The position sender is a bit special and the receiver will be part of my Hat based control system. I will return to this in a later article.

The magic poof of smoke

I have done a mistake by leaving EN_BUCK floating. The doc is a little vage around this area and I have copied that from other references that probably was not using the Buck Converter. The buck converter works, but it seems to give very little out. 168Mhz uses more than 84Mhz and power starts misbehaving. I tried to solder EN_BUCK to 3.3V, but a short-cut gave the magic poof of smoke on the MCU + DRV8301 looks weird afterwards – next board I assume – blah – I will make another attempt on the Buck Converter tomorrow, but if not I will just move on. This change is however the only one that might force a new PCB so far because it is very tight and hard to fix on the current PCB.

Looking at schematics I see I shorted 3.3V to PVDD and basically feeded 20V straight into 3.3V circuits – blah – it means DRV8301 probably is OK, so I could rip the board to test the buck converter alone – can’t do more damage anyway :). Looking at TI’s reference schematics I am convinced my mistake here is EN_BUCK. Using 3.3V is however not optional here since 3.3V depends on the Buck Converter. I need to make a voltage split from 8-60V that drag EN_BUCK above 1.25V. Voltage is clamped to 5V internally anyway I notice. That is sadly 2-3 more passive components.

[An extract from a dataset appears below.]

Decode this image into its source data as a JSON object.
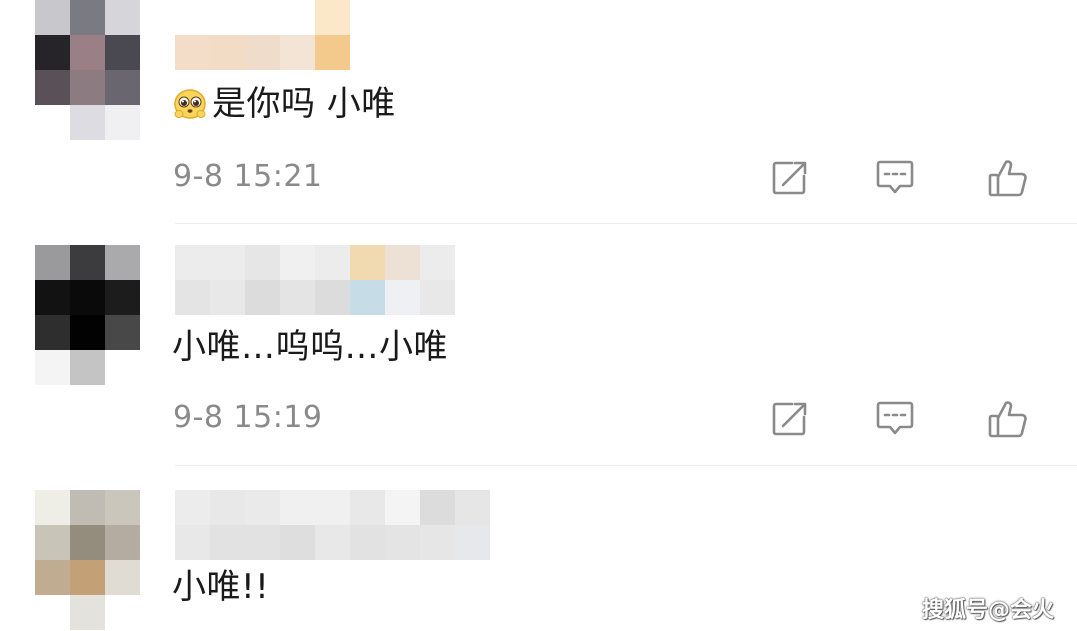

This design have some complexity so I would like to see PWM, Temperatures and Current Sensor logic before I order new PCB’s – I can do that by simply feeding the MCU from a 2nd PSU and avoid using the build in Buck converter. It is not ideal, but it allows me to test a bit more before I move on.

Noisy Buck Converter

The yellow line is 5V and the blue line is 3.3V. I connected my scope to see if I saw something and the good news that it is not an interference problem at all. I basically have a horrioble ripple situation out from DRV8213. This indicate that my capacitors are not doing its job at all. How this MCU can manage to work at 84Mhz is more of a mystery than why it does not at 168Mhz.

Frequency Interference

Testing Thunderstick I started to notice strange behavior as I increased MCU frequency – in fact I am unable to tick the MCU above 84Mhz powered from the DRV8301 Buck Converter. This indicate that I have interference between the Buck Converter and the MCU on higher frequencies. To prove my case I powered the board feeding it 5V directly and it suddenly works well on 168Mhz.

I have little experience with Buck Converters, but I assume I need to add a filter to separate frequencies. The challenge is that I have very little space to do so, so this will be a bit tricky to wire up and test. I could also try to change the value if the coil in the buck converter + I need to check datasheet for what frequency it uses.

It is also a bit tricky that I don’t have a Oscilloscope capable of seeing frequencies above 100Mhz, so I need to try to fix this blind. Adding a 10uH coil before the 3.3V regulator will probably do the trick, but it is a bit annoying as I should not need to do this – I might need to experiment with coils and capacitance on the Buck Converter to see if I can get rid of the high frequency ripple.

What is most likely happening here is that the Buck Converter generate high frequency ripple out as it generate my 5V power. If this is sufficient big and in the right frequency it will disturb the MCU as we try to achieve higher frequencies – well, for me to test and learn 🙂

Thunderstick working again

This MCU was hard to re-solder. You can see why by looking at the picture. I had a heck of a challenge with removing short-cuts and making sure every pin was soldered, but finally the Led blink normally and current usage is back to 10mA.

Another modification I need on some of the motor controllers are a EEPROM or FRAM to write data – I say might because I will only need that if I have a need to write things often. For now I can manage with a MCU Flash page for configuration parameters. The difference is that Flash can be written ca 100,000 times while FRAM can be written 10 trillion times. But, where should I put it ? Can you see any spare space on this board? I have to think about that one. But, for now I can start checking ADC readings – starting with DC-Rail.